The hard line remains "fix this real bug end-to-end without supervision." On SWE-Bench Verified that line currently sits near 78 per cent, far short of replacing a junior engineer working in an unfamiliar codebase, but the curve has not flattened. If the next eighteen months follow the last eighteen, ninety per cent on SWE-Bench is plausible, and the bottleneck shifts to harder benchmarks (SWE-Bench Multimodal, Multi-SWE-Bench across languages, longer-horizon tasks) and to questions that benchmarks cannot capture: taste, judgement, the willingness to say no.

What you should take away

Code generation is the most heavily measured AI application; productivity gains of roughly 25 to 50 per cent on routine work are well established and concentrated among less experienced developers.
The dominant tools, GitHub Copilot, Cursor, Claude Code, Devin, Replit Agent, OpenAI's 2025 Codex, differ more in scaffolding and user experience than in underlying model capability.
SWE-Bench Verified scores have moved from about 2 per cent in late 2023 to over 75 per cent by 2025–2026, demonstrating the rapid maturation of agentic coding.

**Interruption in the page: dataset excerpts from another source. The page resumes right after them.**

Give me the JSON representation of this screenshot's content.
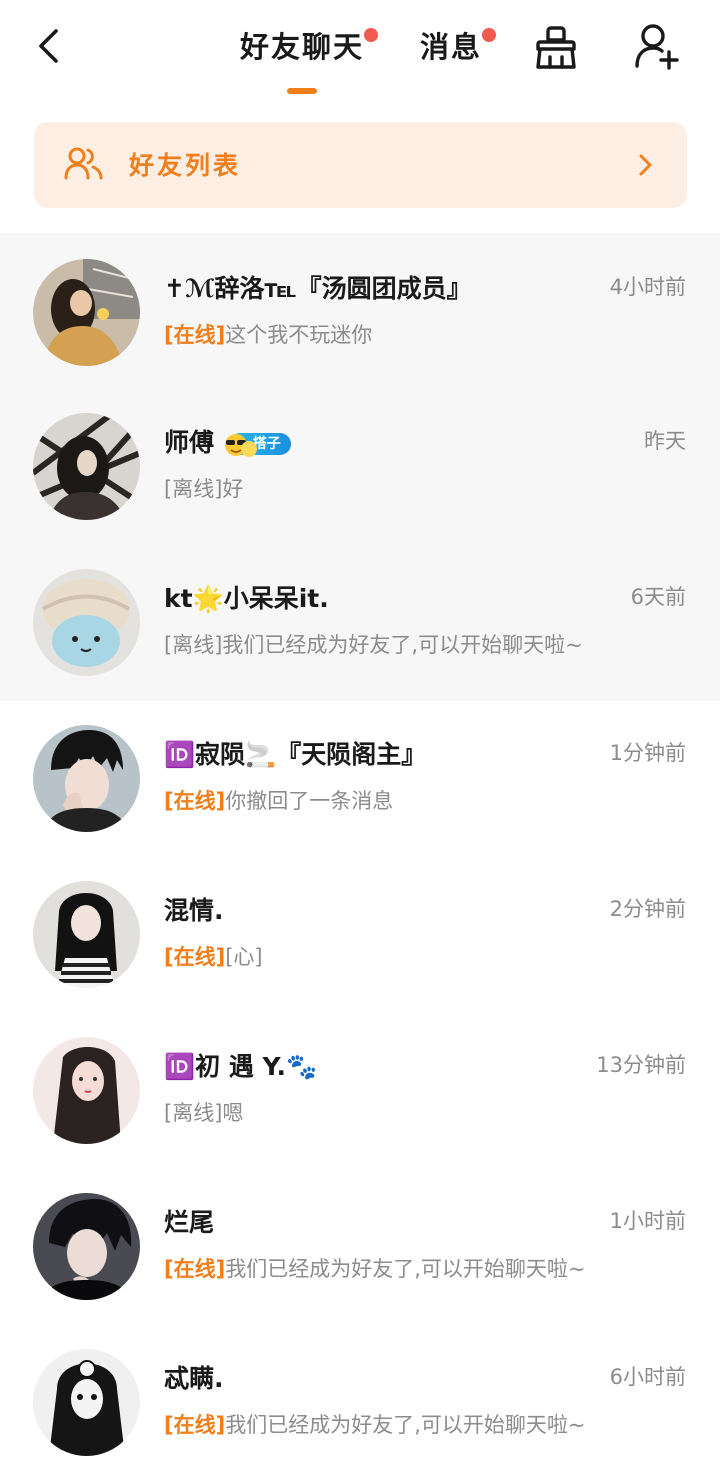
{
  "header": {
    "tabs": [
      {
        "label": "好友聊天",
        "active": true,
        "has_dot": true
      },
      {
        "label": "消息",
        "active": false,
        "has_dot": true
      }
    ],
    "icons": [
      "back-icon",
      "broom-icon",
      "add-user-icon"
    ]
  },
  "friend_list": {
    "label": "好友列表"
  },
  "accent_color": "#f07f1b",
  "dot_color": "#f05a4f",
  "conversations": [
    {
      "name": "✝ℳ辞洛℡『汤圆团成员』",
      "status": "[在线]",
      "online": true,
      "preview": "这个我不玩迷你",
      "time": "4小时前",
      "pinned": true
    },
    {
      "name": "师傅",
      "badge": "搭子",
      "status": "[离线]",
      "online": false,
      "preview": "好",
      "time": "昨天",
      "pinned": true
    },
    {
      "name": "kt🌟小呆呆it.",
      "status": "[离线]",
      "online": false,
      "preview": "我们已经成为好友了,可以开始聊天啦~",
      "time": "6天前",
      "pinned": true
    },
    {
      "name": "🆔寂陨🚬『天陨阁主』",
      "status": "[在线]",
      "online": true,
      "preview": "你撤回了一条消息",
      "time": "1分钟前",
      "pinned": false
    },
    {
      "name": "混情.",
      "status": "[在线]",
      "online": true,
      "preview": "[心]",
      "time": "2分钟前",
      "pinned": false
    },
    {
      "name": "🆔初 遇 Y.🐾",
      "status": "[离线]",
      "online": false,
      "preview": "嗯",
      "time": "13分钟前",
      "pinned": false
    },
    {
      "name": "烂尾",
      "status": "[在线]",
      "online": true,
      "preview": "我们已经成为好友了,可以开始聊天啦~",
      "time": "1小时前",
      "pinned": false
    },
    {
      "name": "忒瞒.",
      "status": "[在线]",
      "online": true,
      "preview": "我们已经成为好友了,可以开始聊天啦~",
      "time": "6小时前",
      "pinned": false
    }
  ]
}
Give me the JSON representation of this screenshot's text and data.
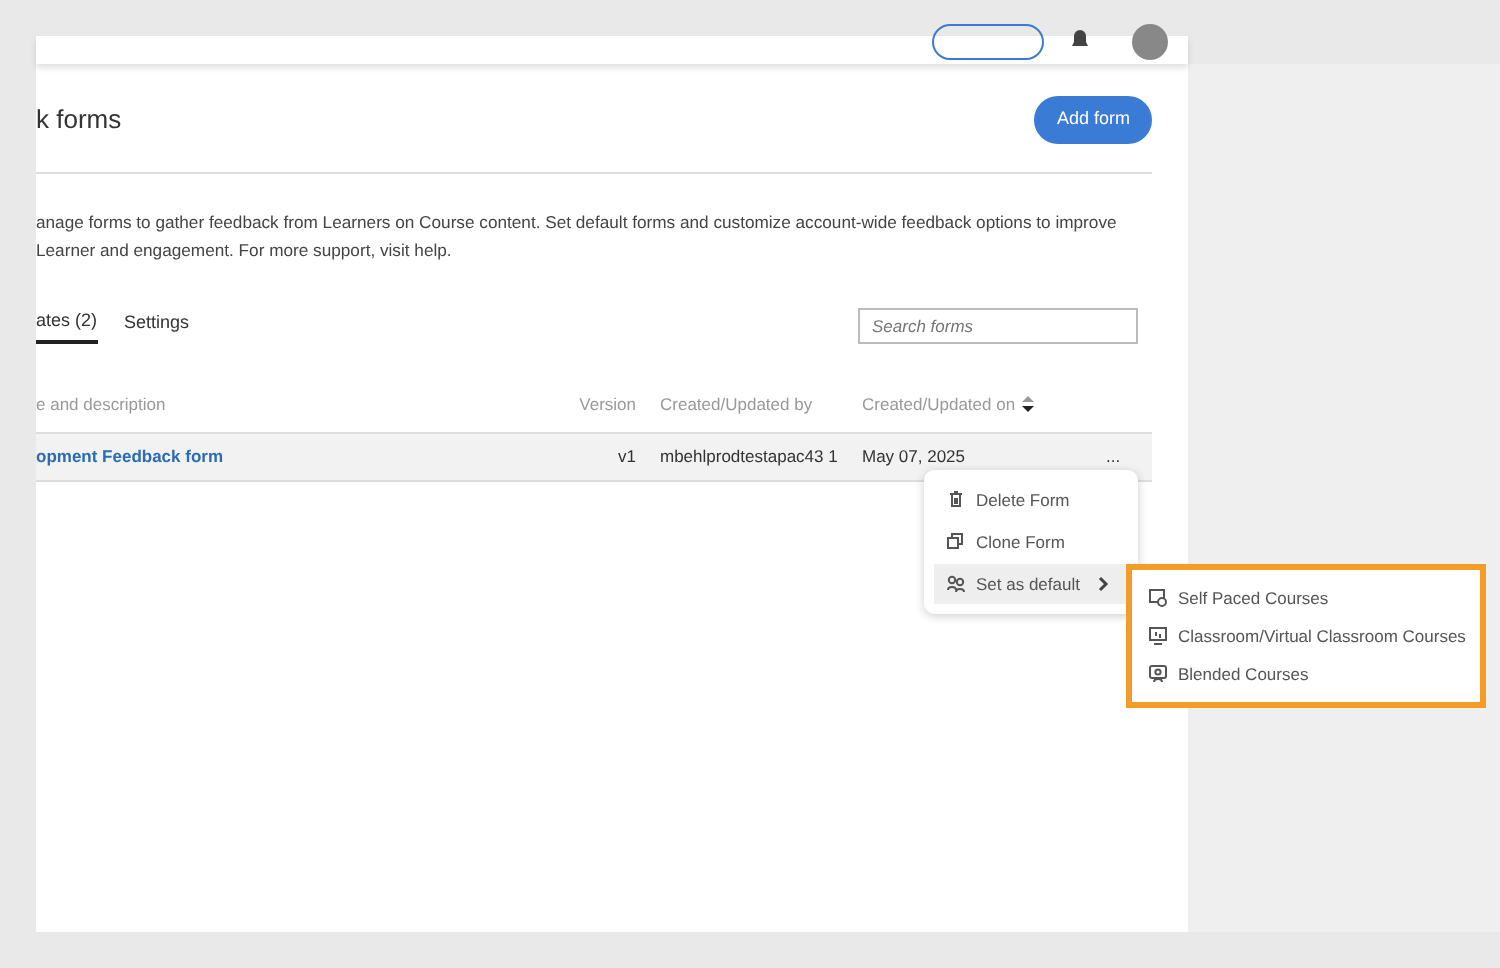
{
  "page": {
    "title": "k forms",
    "add_button": "Add form",
    "description": "anage forms to gather feedback from Learners on Course content. Set default forms and customize account-wide feedback options to improve Learner and engagement. For more support, visit help."
  },
  "tabs": [
    {
      "label": "ates (2)",
      "selected": true
    },
    {
      "label": "Settings",
      "selected": false
    }
  ],
  "search": {
    "placeholder": "Search forms"
  },
  "table": {
    "columns": [
      "e and description",
      "Version",
      "Created/Updated by",
      "Created/Updated on"
    ],
    "rows": [
      {
        "name": "opment Feedback form",
        "version": "v1",
        "by": "mbehlprodtestapac43 1",
        "on": "May 07, 2025",
        "actions": "..."
      }
    ]
  },
  "menu": [
    {
      "label": "Delete Form",
      "kind": "delete",
      "selected": false,
      "submenu": false
    },
    {
      "label": "Clone Form",
      "kind": "clone",
      "selected": false,
      "submenu": false
    },
    {
      "label": "Set as default",
      "kind": "default",
      "selected": true,
      "submenu": true
    }
  ],
  "submenu": [
    {
      "label": "Self Paced Courses",
      "kind": "selfpaced"
    },
    {
      "label": "Classroom/Virtual Classroom Courses",
      "kind": "classroom"
    },
    {
      "label": "Blended Courses",
      "kind": "blended"
    }
  ]
}
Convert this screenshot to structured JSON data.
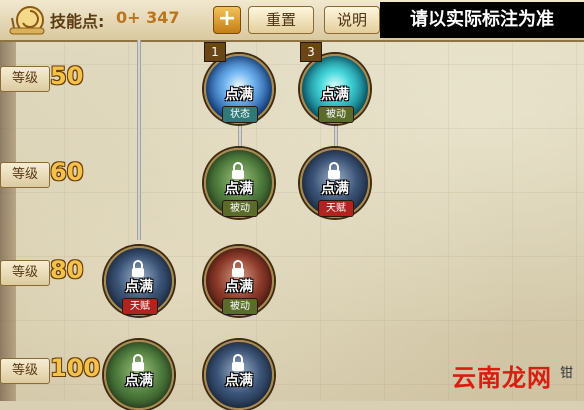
{
  "topbar": {
    "skill_points_label": "技能点:",
    "skill_points_value": "0+ 347",
    "plus_button": "+",
    "reset_button": "重置",
    "info_button": "说明",
    "notice": "请以实际标注为准"
  },
  "levels": [
    {
      "tag": "等级",
      "value": "50"
    },
    {
      "tag": "等级",
      "value": "60"
    },
    {
      "tag": "等级",
      "value": "80"
    },
    {
      "tag": "等级",
      "value": "100"
    }
  ],
  "skills": [
    {
      "state": "点满",
      "tag": "状态",
      "badge": "1",
      "color": "blue"
    },
    {
      "state": "点满",
      "tag": "被动",
      "badge": "3",
      "color": "teal"
    },
    {
      "state": "点满",
      "tag": "被动",
      "color": "green"
    },
    {
      "state": "点满",
      "tag": "天赋",
      "color": "navy"
    },
    {
      "state": "点满",
      "tag": "天赋",
      "color": "navy"
    },
    {
      "state": "点满",
      "tag": "被动",
      "color": "red"
    },
    {
      "state": "点满",
      "color": "green"
    },
    {
      "state": "点满",
      "color": "navy"
    }
  ],
  "watermark": {
    "text": "云南龙网",
    "small": "钳"
  },
  "colors": {
    "accent": "#f2c24b",
    "talent": "#b0231f",
    "passive": "#5b6b2a",
    "state": "#2f7a78"
  }
}
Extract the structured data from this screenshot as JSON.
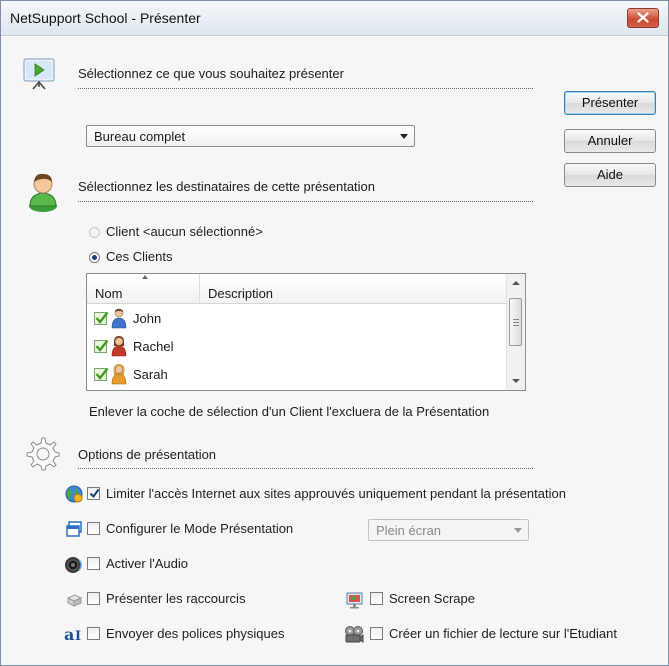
{
  "window": {
    "title": "NetSupport School - Présenter"
  },
  "section_present": {
    "title": "Sélectionnez ce que vous souhaitez présenter"
  },
  "source_select": {
    "value": "Bureau complet"
  },
  "buttons": {
    "present": "Présenter",
    "cancel": "Annuler",
    "help": "Aide"
  },
  "section_recipients": {
    "title": "Sélectionnez les destinataires de cette présentation"
  },
  "recipients": {
    "client_option": "Client <aucun sélectionné>",
    "these_clients_option": "Ces Clients",
    "selected": "these_clients"
  },
  "client_list": {
    "columns": [
      "Nom",
      "Description"
    ],
    "rows": [
      {
        "name": "John",
        "description": "",
        "checked": true,
        "avatar_color": "#3f74c9"
      },
      {
        "name": "Rachel",
        "description": "",
        "checked": true,
        "avatar_color": "#c0392b"
      },
      {
        "name": "Sarah",
        "description": "",
        "checked": true,
        "avatar_color": "#e59b2e"
      }
    ]
  },
  "uncheck_note": "Enlever la coche de sélection d'un Client l'excluera de la Présentation",
  "section_options": {
    "title": "Options de présentation"
  },
  "options": {
    "limit_internet": {
      "label": "Limiter l'accès Internet aux sites approuvés uniquement pendant la présentation",
      "checked": true,
      "icon": "internet-globe-icon"
    },
    "present_mode": {
      "label": "Configurer le Mode Présentation",
      "checked": false,
      "icon": "present-mode-icon"
    },
    "present_mode_select": {
      "value": "Plein écran",
      "enabled": false
    },
    "audio": {
      "label": "Activer l'Audio",
      "checked": false,
      "icon": "speaker-icon"
    },
    "shortcuts": {
      "label": "Présenter les raccourcis",
      "checked": false,
      "icon": "shortcut-icon"
    },
    "screen_scrape": {
      "label": "Screen Scrape",
      "checked": false,
      "icon": "screen-scrape-icon"
    },
    "physical_fonts": {
      "label": "Envoyer des polices physiques",
      "checked": false,
      "icon": "font-icon"
    },
    "replay_file": {
      "label": "Créer un fichier de lecture sur l'Etudiant",
      "checked": false,
      "icon": "film-reel-icon"
    }
  }
}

The persistent failure modes are hallucinated APIs, insecure code that looks plausible, partial cross-cutting refactors, and confident wrongness on novel algorithmic problems.
Senior engineers remain essential for design, security review, and architectural judgement; the question of whether junior software engineering survives as an entry point to the profession is unsettled and economically important.